I’ll blame Claudine. It could have been one of two Francoise(s). The first, with a light fluffy voice, had hits all over the world. The second, with her slight, cheap (in price) novels of brevity, containing variations on affairs of the heart, enraptured me in my uni days. And of course there was Brigitte, the stuff of legend, a dream woman for the ages. But I’ll blame Claudine – it was her song that it did for me.
Claudine. Andy Williams’ wife. I had a guilty pleasure then, way back when. I liked Andy Williams. I could pass that off by saying that he discovered Jimmy Buffett, my sunny life companion, and signed him to his record label, but I’d be lying. I just simply liked him, naff as that and he sounds now. Williams also signed Claudine. If nothing else, he had a nose for talent. I suppose I must have read about the song. Surely I would not have purchased the album on the sole basis of whom she was married to. If ‘Let’s Spend the Night Together’ and ‘Je T'aime, Moi Non Plus’ could not be played on the radio, I surely wouldn’t have heard it through that medium either. No, I reckon it was because of that song was causing a stir in the media.
After returning to my hall of residence with ‘We’ve Only Just Begun’, the record containing the song, tucked under my wing, and after ensuring the song was all I’d hoped for, I invited some of my mates into my room to listen – guys into Cream, Hendrix, Zappa et al.
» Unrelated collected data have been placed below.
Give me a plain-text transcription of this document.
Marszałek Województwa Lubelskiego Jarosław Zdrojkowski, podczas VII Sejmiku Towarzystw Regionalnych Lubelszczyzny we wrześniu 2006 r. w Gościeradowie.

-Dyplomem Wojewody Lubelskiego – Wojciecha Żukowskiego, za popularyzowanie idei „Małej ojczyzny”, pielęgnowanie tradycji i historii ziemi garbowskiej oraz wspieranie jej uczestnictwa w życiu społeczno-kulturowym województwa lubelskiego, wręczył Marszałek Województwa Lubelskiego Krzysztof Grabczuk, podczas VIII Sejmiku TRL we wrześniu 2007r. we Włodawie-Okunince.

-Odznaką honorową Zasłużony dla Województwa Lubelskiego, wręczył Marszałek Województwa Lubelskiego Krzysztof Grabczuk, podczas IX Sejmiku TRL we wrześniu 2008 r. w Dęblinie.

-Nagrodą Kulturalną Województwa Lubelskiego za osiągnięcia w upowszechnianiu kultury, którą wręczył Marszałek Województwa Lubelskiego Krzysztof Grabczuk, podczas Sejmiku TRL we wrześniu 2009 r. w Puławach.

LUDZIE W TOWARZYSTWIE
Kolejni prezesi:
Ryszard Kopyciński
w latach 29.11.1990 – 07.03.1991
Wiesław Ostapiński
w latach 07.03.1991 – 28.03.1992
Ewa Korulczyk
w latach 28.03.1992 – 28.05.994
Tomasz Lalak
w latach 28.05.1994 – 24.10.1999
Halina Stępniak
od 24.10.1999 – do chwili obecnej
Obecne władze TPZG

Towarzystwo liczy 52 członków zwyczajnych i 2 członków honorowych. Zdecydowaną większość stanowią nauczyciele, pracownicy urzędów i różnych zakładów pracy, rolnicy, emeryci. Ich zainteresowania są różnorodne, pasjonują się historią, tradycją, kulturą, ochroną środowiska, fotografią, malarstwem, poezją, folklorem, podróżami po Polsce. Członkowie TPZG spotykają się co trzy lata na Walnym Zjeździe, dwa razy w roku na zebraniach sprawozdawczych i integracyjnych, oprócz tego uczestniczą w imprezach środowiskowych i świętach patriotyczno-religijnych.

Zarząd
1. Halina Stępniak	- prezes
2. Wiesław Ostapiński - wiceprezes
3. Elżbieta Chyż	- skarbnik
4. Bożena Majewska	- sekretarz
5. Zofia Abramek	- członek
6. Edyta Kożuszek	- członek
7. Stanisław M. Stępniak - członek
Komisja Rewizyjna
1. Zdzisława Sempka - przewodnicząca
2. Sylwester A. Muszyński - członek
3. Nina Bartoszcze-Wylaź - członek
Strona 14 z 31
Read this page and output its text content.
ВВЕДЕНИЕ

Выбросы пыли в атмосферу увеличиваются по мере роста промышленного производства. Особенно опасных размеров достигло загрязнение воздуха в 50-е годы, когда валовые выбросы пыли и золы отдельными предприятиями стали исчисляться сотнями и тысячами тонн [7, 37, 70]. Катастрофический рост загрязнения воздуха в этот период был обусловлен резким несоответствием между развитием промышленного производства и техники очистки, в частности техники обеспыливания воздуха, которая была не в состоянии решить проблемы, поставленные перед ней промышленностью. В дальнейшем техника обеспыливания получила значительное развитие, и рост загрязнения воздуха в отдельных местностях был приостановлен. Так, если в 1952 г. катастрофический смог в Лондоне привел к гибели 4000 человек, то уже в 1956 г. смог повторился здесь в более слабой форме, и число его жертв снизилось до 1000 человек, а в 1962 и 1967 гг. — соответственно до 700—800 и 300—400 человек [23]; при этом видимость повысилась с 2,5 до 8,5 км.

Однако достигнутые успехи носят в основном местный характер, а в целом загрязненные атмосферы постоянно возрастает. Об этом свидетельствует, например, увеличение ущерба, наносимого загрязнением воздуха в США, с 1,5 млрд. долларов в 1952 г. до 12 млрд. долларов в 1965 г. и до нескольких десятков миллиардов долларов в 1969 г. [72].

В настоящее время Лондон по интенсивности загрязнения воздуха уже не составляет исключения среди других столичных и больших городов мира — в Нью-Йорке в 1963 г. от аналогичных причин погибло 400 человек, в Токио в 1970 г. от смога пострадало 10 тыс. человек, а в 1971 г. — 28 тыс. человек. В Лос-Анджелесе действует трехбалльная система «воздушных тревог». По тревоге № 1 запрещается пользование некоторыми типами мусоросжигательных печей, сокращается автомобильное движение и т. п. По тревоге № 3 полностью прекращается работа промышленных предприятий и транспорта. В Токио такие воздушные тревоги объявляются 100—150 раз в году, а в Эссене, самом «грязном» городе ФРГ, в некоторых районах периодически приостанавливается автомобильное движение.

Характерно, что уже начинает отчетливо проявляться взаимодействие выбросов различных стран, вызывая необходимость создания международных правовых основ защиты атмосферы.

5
They were a bit nonplussed being asked to endure a soft, breathy version of ‘Bread’s’ big hit, but I said to ‘Give it time’, and then those sultry breaths turned into something else. They looked at each other, at first wide eyed –‘Is this what I think it is?’ – and when they realised that, indeed it was, there was much in the way of knowing looks and smirking. After espying the damsel in question on the album cover, like me they’d probably had sweet dreams that night – a night way back when.
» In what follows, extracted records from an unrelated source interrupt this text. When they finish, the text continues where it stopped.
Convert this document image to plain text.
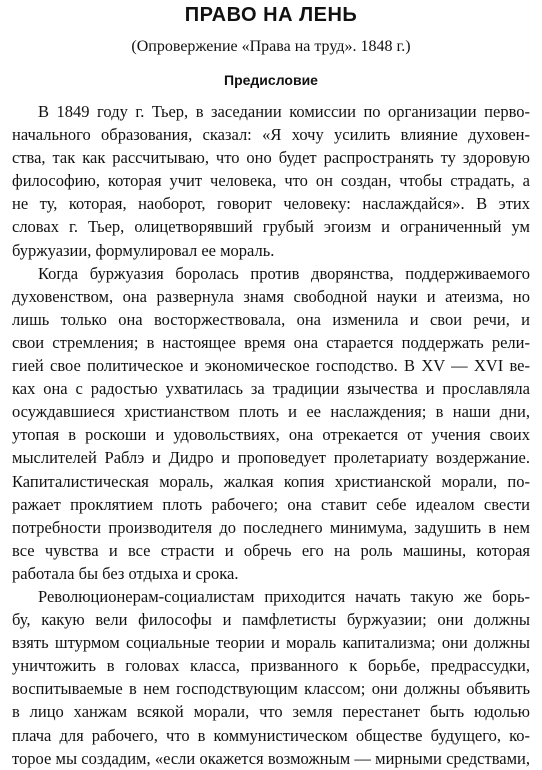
ПРАВО НА ЛЕНЬ

(Опровержение «Права на труд». 1848 г.)

Предисловие
В 1849 году г. Тьер, в заседании комиссии по организации перво-
начального образования, сказал: «Я хочу усилить влияние духовен-
ства, так как рассчитываю, что оно будет распространять ту здоровую
философию, которая учит человека, что он создан, чтобы страдать, а
не ту, которая, наоборот, говорит человеку: наслаждайся». В этих
словах г. Тьер, олицетворявший грубый эгоизм и ограниченный ум
буржуазии, формулировал ее мораль.
Когда буржуазия боролась против дворянства, поддерживаемого
духовенством, она развернула знамя свободной науки и атеизма, но
лишь только она восторжествовала, она изменила и свои речи, и
свои стремления; в настоящее время она старается поддержать рели-
гией свое политическое и экономическое господство. В XV — XVI ве-
ках она с радостью ухватилась за традиции язычества и прославляла
осуждавшиеся христианством плоть и ее наслаждения; в наши дни,
утопая в роскоши и удовольствиях, она отрекается от учения своих
мыслителей Раблэ и Дидро и проповедует пролетариату воздержание.
Капиталистическая мораль, жалкая копия христианской морали, по-
ражает проклятием плоть рабочего; она ставит себе идеалом свести
потребности производителя до последнего минимума, задушить в нем
все чувства и все страсти и обречь его на роль машины, которая
работала бы без отдыха и срока.
Революционерам-социалистам приходится начать такую же борь-
бу, какую вели философы и памфлетисты буржуазии; они должны
взять штурмом социальные теории и мораль капитализма; они должны
уничтожить в головах класса, призванного к борьбе, предрассудки,
воспитываемые в нем господствующим классом; они должны объявить
в лицо ханжам всякой морали, что земля перестанет быть юдолью
плача для рабочего, что в коммунистическом обществе будущего, ко-
торое мы создадим, «если окажется возможным — мирными средствами,
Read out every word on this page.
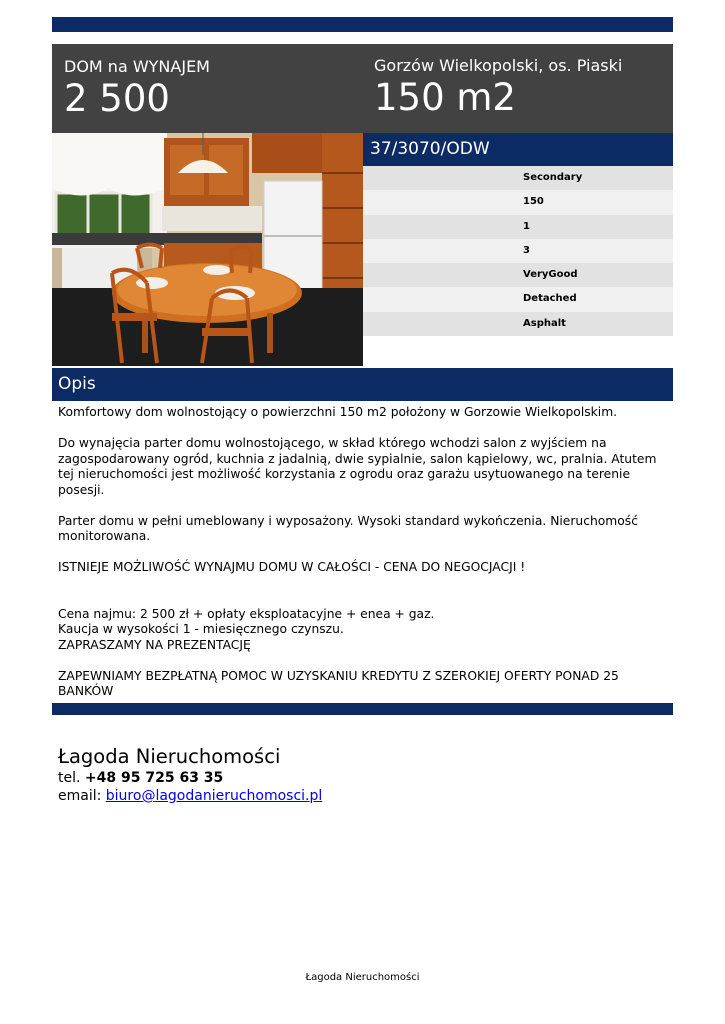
DOM na WYNAJEM
2 500
Gorzów Wielkopolski, os. Piaski
150 m2
37/3070/ODW
Secondary
150
1
3
VeryGood
Detached
Asphalt
Opis

Komfortowy dom wolnostojący o powierzchni 150 m2 położony w Gorzowie Wielkopolskim.

Do wynajęcia parter domu wolnostojącego, w skład którego wchodzi salon z wyjściem na zagospodarowany ogród, kuchnia z jadalnią, dwie sypialnie, salon kąpielowy, wc, pralnia. Atutem tej nieruchomości jest możliwość korzystania z ogrodu oraz garażu usytuowanego na terenie posesji.

Parter domu w pełni umeblowany i wyposażony. Wysoki standard wykończenia. Nieruchomość monitorowana.

ISTNIEJE MOŻLIWOŚĆ WYNAJMU DOMU W CAŁOŚCI - CENA DO NEGOCJACJI !

Cena najmu: 2 500 zł + opłaty eksploatacyjne + enea + gaz.

Kaucja w wysokości 1 - miesięcznego czynszu.

ZAPRASZAMY NA PREZENTACJĘ

ZAPEWNIAMY BEZPŁATNĄ POMOC W UZYSKANIU KREDYTU Z SZEROKIEJ OFERTY PONAD 25 BANKÓW

Łagoda Nieruchomości
tel. +48 95 725 63 35
email: biuro@lagodanieruchomosci.pl
Łagoda Nieruchomości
You too can check out the song, ‘Make It With You’, on YouTube.
Yes, Ms Longet’s (had Ms been invented back then?) accented trills and sighs had much to answer for, and they started me on a road to adoring everything French, especially those oh so chic women. These days it also manifests itself in that country’s sublime film output
In 1976 I ventured to Europe. London in winter was just plain glum, a depressing place I found – didn’t appreciate it much at all. But Paris, that was another matter. Despite wet footpaths and copious doggy-doo, I enjoyed every moment, and then once again when I revisited in ‘81. Paris simply sparkled both times. These days I relieve my pining for the ‘city of love’ through wonderful movies set there – ‘Midnight in Paris’ and ‘Paris/Manhattan’ are recent ones that come to mind. There is nothing, nothing to beat the French way when it comes to filming. The deftness of touch they have when they take on the fickleness of relationships between men and women is unsurpassed!
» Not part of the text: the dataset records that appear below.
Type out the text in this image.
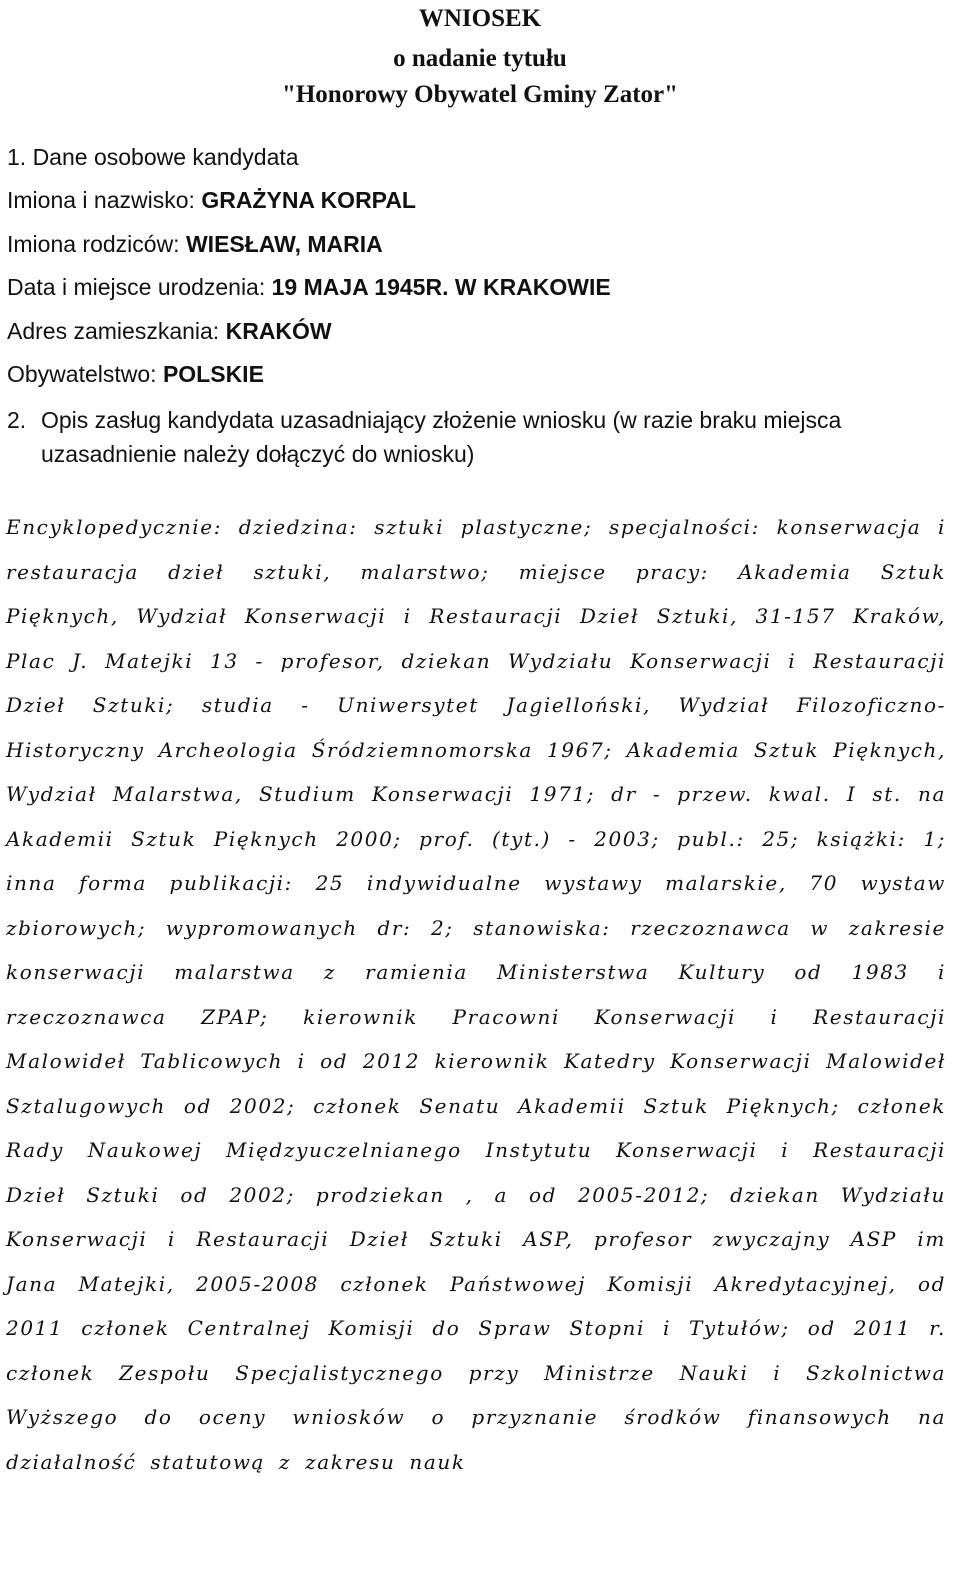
WNIOSEK
o nadanie tytułu
"Honorowy Obywatel Gminy Zator"
1. Dane osobowe kandydata
Imiona i nazwisko: GRAŻYNA KORPAL
Imiona rodziców: WIESŁAW, MARIA
Data i miejsce urodzenia: 19 MAJA 1945R. W KRAKOWIE
Adres zamieszkania: KRAKÓW
Obywatelstwo: POLSKIE
2. Opis zasług kandydata uzasadniający złożenie wniosku (w razie braku miejsca uzasadnienie należy dołączyć do wniosku)
Encyklopedycznie: dziedzina: sztuki plastyczne; specjalności: konserwacja i restauracja dzieł sztuki, malarstwo; miejsce pracy: Akademia Sztuk Pięknych, Wydział Konserwacji i Restauracji Dzieł Sztuki, 31-157 Kraków, Plac J. Matejki 13 - profesor, dziekan Wydziału Konserwacji i Restauracji Dzieł Sztuki; studia - Uniwersytet Jagielloński, Wydział Filozoficzno-Historyczny Archeologia Śródziemnomorska 1967; Akademia Sztuk Pięknych, Wydział Malarstwa, Studium Konserwacji 1971; dr - przew. kwal. I st. na Akademii Sztuk Pięknych 2000; prof. (tyt.) - 2003; publ.: 25; książki: 1; inna forma publikacji: 25 indywidualne wystawy malarskie, 70 wystaw zbiorowych; wypromowanych dr: 2; stanowiska: rzeczoznawca w zakresie konserwacji malarstwa z ramienia Ministerstwa Kultury od 1983 i rzeczoznawca ZPAP; kierownik Pracowni Konserwacji i Restauracji Malowideł Tablicowych i od 2012 kierownik Katedry Konserwacji Malowideł Sztalugowych od 2002; członek Senatu Akademii Sztuk Pięknych; członek Rady Naukowej Międzyuczelnianego Instytutu Konserwacji i Restauracji Dzieł Sztuki od 2002; prodziekan , a od 2005-2012; dziekan Wydziału Konserwacji i Restauracji Dzieł Sztuki ASP, profesor zwyczajny ASP im Jana Matejki, 2005-2008 członek Państwowej Komisji Akredytacyjnej, od 2011 członek Centralnej Komisji do Spraw Stopni i Tytułów; od 2011 r. członek Zespołu Specjalistycznego przy Ministrze Nauki i Szkolnictwa Wyższego do oceny wniosków o przyznanie środków finansowych na działalność statutową z zakresu nauk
And as the name would suggest, Delphine de Vigan is a French writer, and of some repute in her homeland. This is the first translation of her oeuvre that I’ve read. ‘Underground Time’ is, obviously, set in Paris, and it revolves around human dramas. Two unhappy souls are spinning around that city - one is a high flying executive, the other a low flying on-call doctor. Ms de Vigan examines their hearts minutely. Mathilde, a youngish widow, is being demeaned and increasingly passed over at work by her boss, the odious Jacques. His devious office place bullying is driving her to the edge, and she simply cannot understand why this should be, after years of amiable cooperation. Thibault, her unseen possible new suitor, has just extricated himself from a relationship with the withdrawn Lila, but nonetheless, he is carrying around Paris a broken heart as he does his rounds of the ill and lonely.
The two are in dire need of a meaningful human connection on the single day most of the novel takes place – but will it be with each other? They almost collide mid-tome, but then veer away, leaving the reader to muse if it will ever happen. It does is all I’ll relate. We begin to suspect that two possible endings are in the offing – which one will it be? That it is neither is a tribute to the author’s skill. It is an ending that readers attuned to the Hollywood way will not appreciate though. De Vigan is far more subtle, far more French, than that. The author is of the ‘real world’ school. That is the way this story will stay with one long after others have dissipated into the mush.
Delphine de Vigan |
I have my doubts now that I'll get back to Paris. Time marches on these days, unlike times of yore. I'd need to travel there in a modicum of comfort. Perhaps I'll win the big one and take a slow boat to Le Havre. A man can dream, as no doubt, way back then, I dreamed of Claudine. I'll blame her.